Clothing is a non-verbal sign that can be interpreted differently depending on the context, situation or culture. It's in this way that the semiotics of fashion can be linked to social semiotics. According to Fred Davis, “ The chief difficulty of understanding fashion in its apparent vagaries is the lack of exact knowledge of the unconscious symbolisms attaching to forms, colors, textures, postures, and other expressive elements of a given cultures. The difficulty is increased by the fact that some of the expressive elements tend to have quite different symbolic references in different areas. "  The meanings that are constructed through fashion largely depend on culturally accepted codes.  This can be demonstrated in the choice of color for wedding ceremonies across different cultures.  For example, a white dress is the traditional attire for a wedding ceremony in the western culture; however in the Asian culture the color white is associated with death and would be more appropriately worn at a funeral.

Specific dress codes are identified by individuals within a culture and convey a message to help categorize and create meaning. A uniform is a specific type of clothing that is worn to associate that person with an organization, trade or rank. Uniforms are symbolic and their meanings are arbitrary, in that they stand for their referent based upon agreement or habit of individuals within that culture. In western society a policeman will typically wear variations of a blue suit and this generally symbolizes law, security, and authority. Doctors wear white lab coats to represent their profession in health and also to suggest sanitation. Nuns wear black and white dresses that associate them with their involvement in religion.

Fashion can go beyond symbolizing a profession, it can also communicate ideas about an individuals personality, social status, or religious belonging. The Burka is a head covering worn by Islamic women and signifies their belonging to an Islamic society. Brand name jeans and designer label garments are worn by individuals to represent value or status in a society. Desmond Morris states, "It is impossible to wear clothes without transmitting social signals."

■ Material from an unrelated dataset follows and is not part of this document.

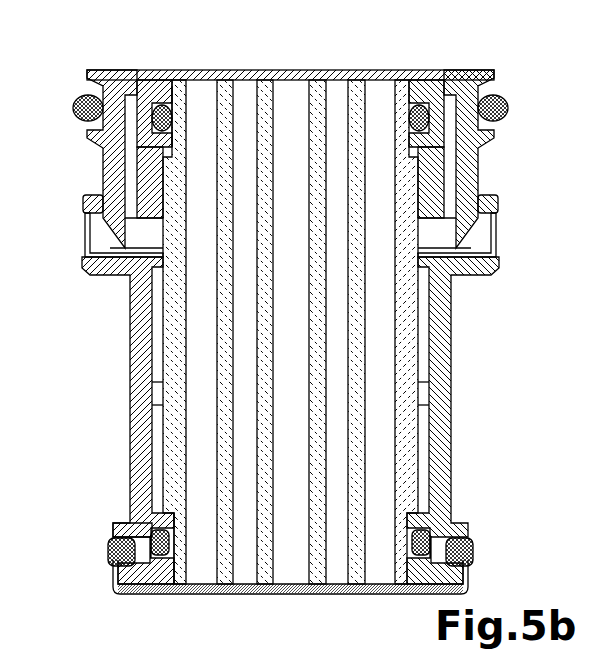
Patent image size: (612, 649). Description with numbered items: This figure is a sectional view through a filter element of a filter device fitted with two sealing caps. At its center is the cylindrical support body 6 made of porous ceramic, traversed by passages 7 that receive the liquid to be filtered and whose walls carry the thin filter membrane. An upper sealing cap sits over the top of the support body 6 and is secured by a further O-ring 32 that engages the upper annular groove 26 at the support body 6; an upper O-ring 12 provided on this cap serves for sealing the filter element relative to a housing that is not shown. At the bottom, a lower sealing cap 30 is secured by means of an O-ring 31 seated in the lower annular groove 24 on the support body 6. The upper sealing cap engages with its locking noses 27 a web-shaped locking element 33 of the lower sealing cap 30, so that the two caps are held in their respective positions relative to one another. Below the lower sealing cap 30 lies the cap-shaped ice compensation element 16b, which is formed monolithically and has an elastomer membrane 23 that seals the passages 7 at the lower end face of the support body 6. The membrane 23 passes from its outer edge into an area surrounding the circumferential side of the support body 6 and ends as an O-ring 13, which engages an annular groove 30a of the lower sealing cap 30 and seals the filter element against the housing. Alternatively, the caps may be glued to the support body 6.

Roland Barthes was a semiotician, who studied the fashion system and how ideologies are transmitted through dress. The semiotic system is formed by social interests and ideologies, and the fashion system is no different. In our society the ideologies in fashion are often implemented by celebrities or the dominant class. Jackie Kennedy was an important style icon for American women during the 1960s, where her style became a symbol of wealth, power and prestige .

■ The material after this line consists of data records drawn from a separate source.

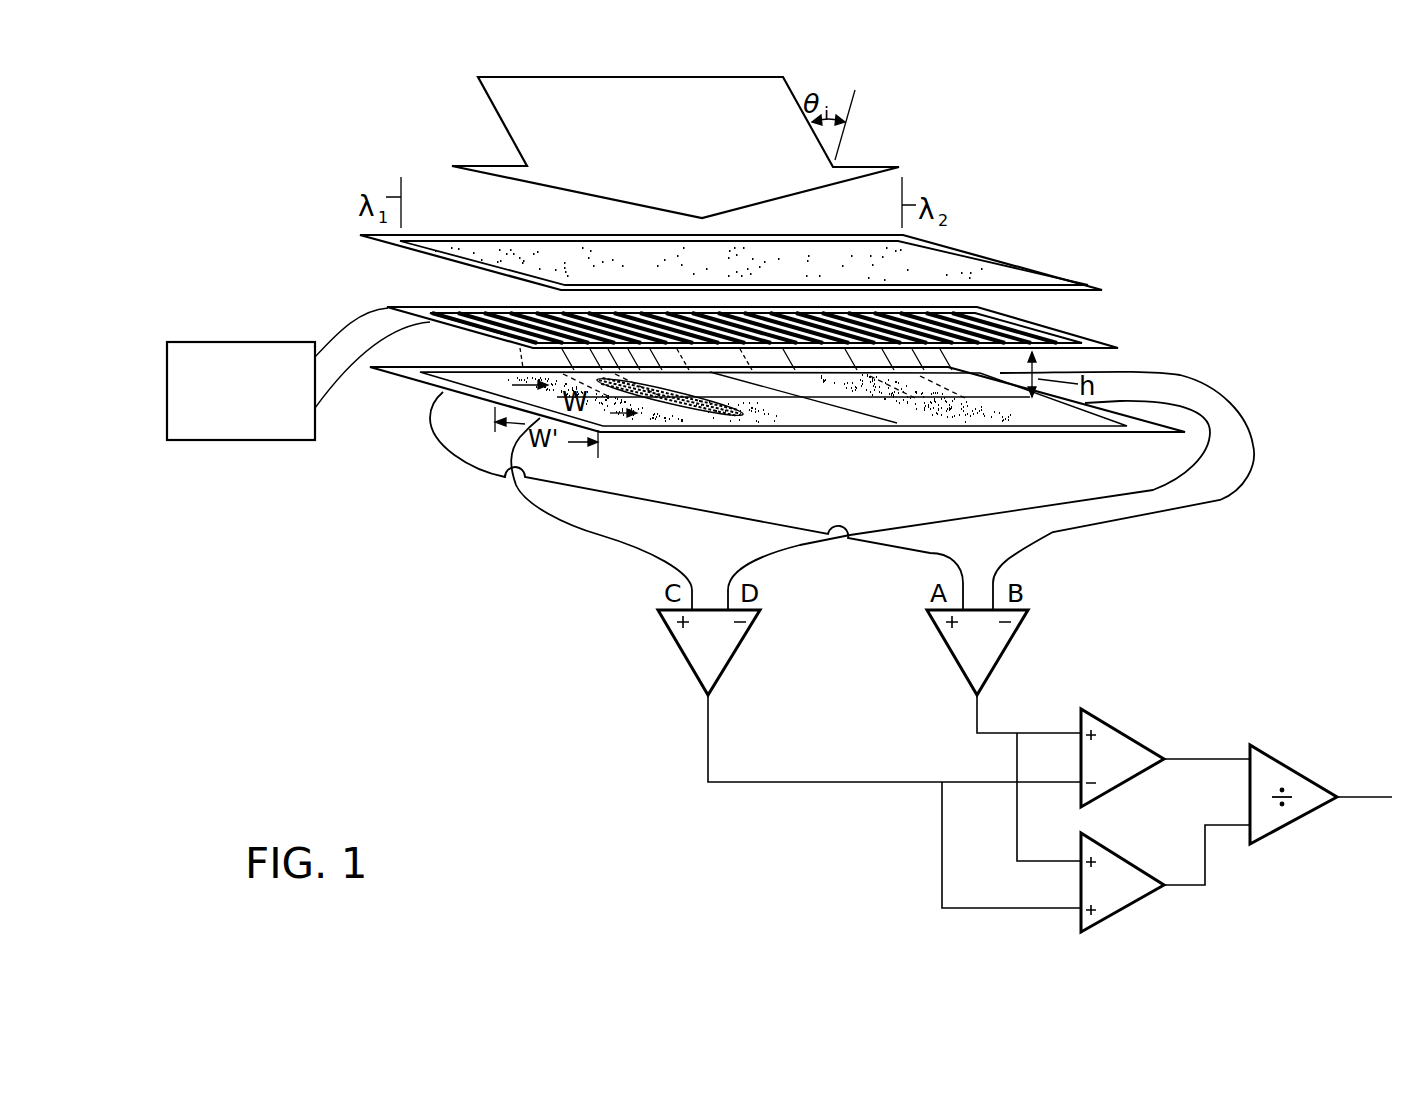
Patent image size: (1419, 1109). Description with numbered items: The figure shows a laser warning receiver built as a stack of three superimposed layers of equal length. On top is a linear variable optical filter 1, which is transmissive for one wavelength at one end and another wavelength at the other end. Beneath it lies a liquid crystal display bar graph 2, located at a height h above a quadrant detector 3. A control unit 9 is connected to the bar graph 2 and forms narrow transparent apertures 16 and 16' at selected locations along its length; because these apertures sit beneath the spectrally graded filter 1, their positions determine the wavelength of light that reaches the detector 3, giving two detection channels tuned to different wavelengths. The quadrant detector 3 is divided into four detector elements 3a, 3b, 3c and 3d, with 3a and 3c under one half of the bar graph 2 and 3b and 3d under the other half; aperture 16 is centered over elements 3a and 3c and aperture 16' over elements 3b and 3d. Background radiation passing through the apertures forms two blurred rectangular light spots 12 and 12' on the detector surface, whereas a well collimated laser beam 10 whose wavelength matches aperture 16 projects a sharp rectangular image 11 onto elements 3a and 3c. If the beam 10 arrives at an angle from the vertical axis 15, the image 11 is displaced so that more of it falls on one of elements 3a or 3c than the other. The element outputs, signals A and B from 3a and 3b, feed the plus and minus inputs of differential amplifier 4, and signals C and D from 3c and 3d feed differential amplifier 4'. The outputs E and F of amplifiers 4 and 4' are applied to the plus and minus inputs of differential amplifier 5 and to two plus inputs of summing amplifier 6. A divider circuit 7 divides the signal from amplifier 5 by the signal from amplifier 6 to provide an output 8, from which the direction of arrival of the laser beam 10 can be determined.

The linear variable optical filter 1 is at (1002, 258).
The liquid crystal display bar graph 2 is at (1057, 328).
The quadrant detector 3 is at (420, 388).
The detector element 3a is at (487, 378).
The detector element 3b is at (960, 383).
The detector element 3c is at (667, 422).
The detector element 3d is at (1075, 418).
The differential amplifier 4 is at (1004, 735).
The differential amplifier 4' is at (869, 759).
The differential amplifier 5 is at (1125, 743).
The summing amplifier 6 is at (1120, 872).
The divider circuit 7 is at (1308, 785).
The output 8 is at (1373, 793).
The control unit 9 is at (252, 342).
The laser beam 10 is at (487, 96).
The image 11 is at (722, 413).
The light spot 12 is at (746, 434).
The light spot 12' is at (923, 421).
The vertical axis 15 is at (856, 127).
The transparent aperture 16 is at (614, 310).
The transparent aperture 16' is at (892, 316).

The fashion system is not static, and as society and social interests change, so do trends and styles in dress. Pants were originally a garment worn by men and signified masculinity, but society evolved and pants became an acceptable garment for both men and women. Pants are no longer confined to signifying masculinity. Society changes and as individuals in that society adapt so do their dress codes and fashion choices. Fashion is a system of signs, whose meanings and significations are constantly shifting and changing depending on the time, place, and culture.